Читать книгу Brain Fitness for Women - Sondra Kornblatt - Страница 12

Are There Limits on Neurons?

Оглавление

There are two conflicting stories about our neurons: (1) we shouldn't kill our brain cells because they’re the only ones we've got, and (2) neurogenesis—the birth of neurons—continues throughout our lives. What's the scoop?

Until the 1960s, scientists believed that whatever neurons we had at birth were all we’d get. But about that time, experiments on rats and monkeys showed otherwise; and still other experiments on canaries showed that they developed new brain cells when they learned new songs. Researchers wanted to know if people also developed new neurons—but since it's a little tricky to dissect the brain of a learning human, they couldn't find out that way for sure.

Move ahead thirty years to the ‘90s, when scientists conducted research on terminal cancer patients who were given certain drugs labeled with fluorescent dyes in their medical treatment. After the patients died, their brains were examined. The examinations showed that the patients had generated new neurons—right up until death. They indicated that the human hippocampus, a memory center of the limbic system, retains its ability to generate neurons throughout life.11

The Myth of Limited Brain Use

Is it true that we use only 10% of our brain? Do we have 90% that's just twiddling its proverbial thumbs, wishing it had something to do already? Does that idle 90% mean we are really psychic or could move mountains if we used it?

No, that's a myth, says neuroscientist Eric Chudler, director of education and outreach at the University of Washington and developer of the informative Neuroscience for Kids website.12 Images from PET scans and MRI have shown that if someone loses 90% of her brain—or of any part of her brain—she will not just continue living as if nothing had happened.

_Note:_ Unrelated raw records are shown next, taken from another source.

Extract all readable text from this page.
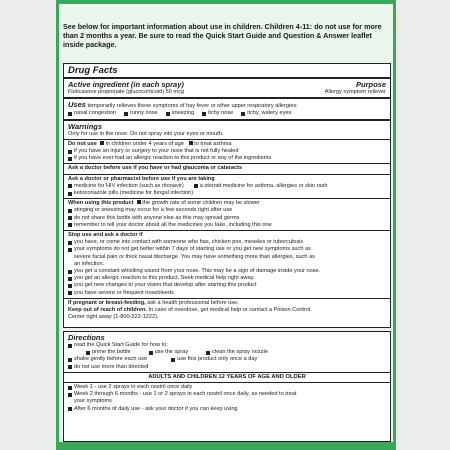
See below for important information about use in children. Children 4-11: do not use for more than 2 months a year. Be sure to read the Quick Start Guide and Question & Answer leaflet inside package.
Drug Facts
Active ingredient (in each spray)	Purpose
Fluticasone propionate (glucocorticoid) 50 mcg	Allergy symptom reliever
Uses temporarily relieves these symptoms of hay fever or other upper respiratory allergies:
nasal congestion	runny nose	sneezing	itchy nose	itchy, watery eyes
Warnings
Only for use in the nose. Do not spray into your eyes or mouth.
Do not use in children under 4 years of age to treat asthma
if you have an injury or surgery to your nose that is not fully healed
if you have ever had an allergic reaction to this product or any of the ingredients
Ask a doctor before use if you have or had glaucoma or cataracts
Ask a doctor or pharmacist before use if you are taking
medicine for HIV infection (such as ritonavir)	a steroid medicine for asthma, allergies or skin rash
ketoconazole pills (medicine for fungal infection)
When using this product the growth rate of some children may be slower
stinging or sneezing may occur for a few seconds right after use
do not share this bottle with anyone else as this may spread germs
remember to tell your doctor about all the medicines you take, including this one
Stop use and ask a doctor if
you have, or come into contact with someone who has, chicken pox, measles or tuberculosis
your symptoms do not get better within 7 days of starting use or you get new symptoms such as
severe facial pain or thick nasal discharge. You may have something more than allergies, such as
an infection.
you get a constant whistling sound from your nose. This may be a sign of damage inside your nose.
you get an allergic reaction to this product. Seek medical help right away.
you get new changes to your vision that develop after starting this product
you have severe or frequent nosebleeds
If pregnant or breast-feeding, ask a health professional before use.
Keep out of reach of children. In case of overdose, get medical help or contact a Poison Control
Center right away (1-800-222-1222).
Directions
read the Quick Start Guide for how to:
prime the bottle	use the spray	clean the spray nozzle
shake gently before each use	use this product only once a day
do not use more than directed
ADULTS AND CHILDREN 12 YEARS OF AGE AND OLDER
Week 1 - use 2 sprays in each nostril once daily
Week 2 through 6 months - use 1 or 2 sprays in each nostril once daily, as needed to treat
your symptoms
After 6 months of daily use - ask your doctor if you can keep using
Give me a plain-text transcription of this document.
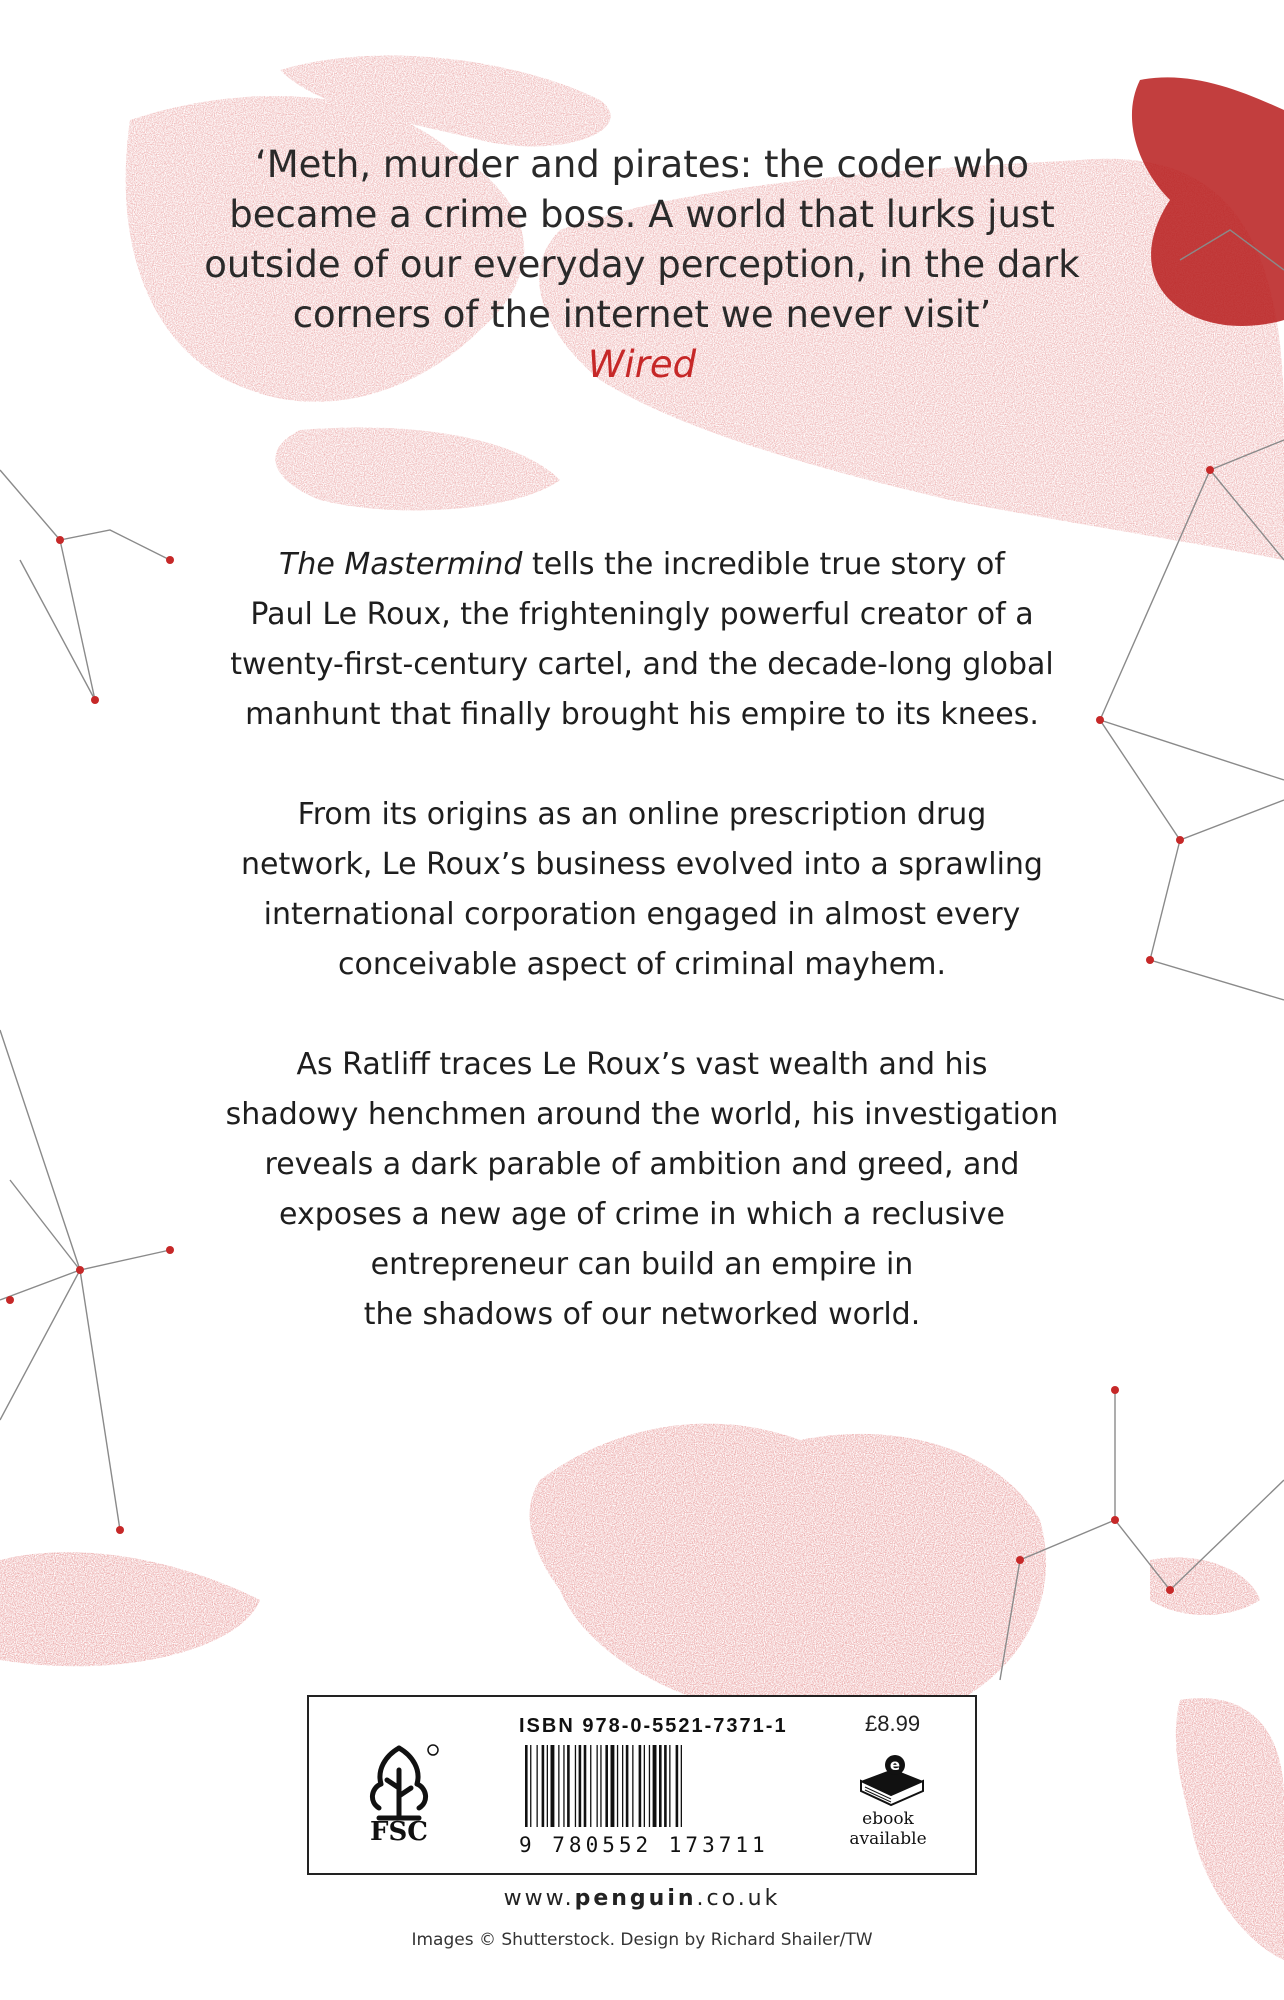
‘Meth, murder and pirates: the coder who
became a crime boss. A world that lurks just
outside of our everyday perception, in the dark
corners of the internet we never visit’
Wired
The Mastermind tells the incredible true story of
Paul Le Roux, the frighteningly powerful creator of a
twenty-first-century cartel, and the decade-long global
manhunt that finally brought his empire to its knees.
From its origins as an online prescription drug
network, Le Roux’s business evolved into a sprawling
international corporation engaged in almost every
conceivable aspect of criminal mayhem.
As Ratliff traces Le Roux’s vast wealth and his
shadowy henchmen around the world, his investigation
reveals a dark parable of ambition and greed, and
exposes a new age of crime in which a reclusive
entrepreneur can build an empire in
the shadows of our networked world.
FSC
ISBN 978-0-5521-7371-1
9 780552 173711
£8.99
e
ebook
available
www.penguin.co.uk
Images © Shutterstock. Design by Richard Shailer/TW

From the perspective of evolution, it does not make a whole lot of sense to build and maintain a massively underutilized organ.

Researchers still have questions about neurogenesis. New neurons in rat brains travel from the hippocampus to other parts of the brain, but researchers have not yet proven whether the same thing happens in human brains. Some camps question whether the new brain cells are neurons or glial cells and what purpose they serve.13

For us nonscientists, the important thing to know is that even though we get almost all our neurons at birth, our brains continue to change and grow, supporting our learning with new neurons, new connections, or both.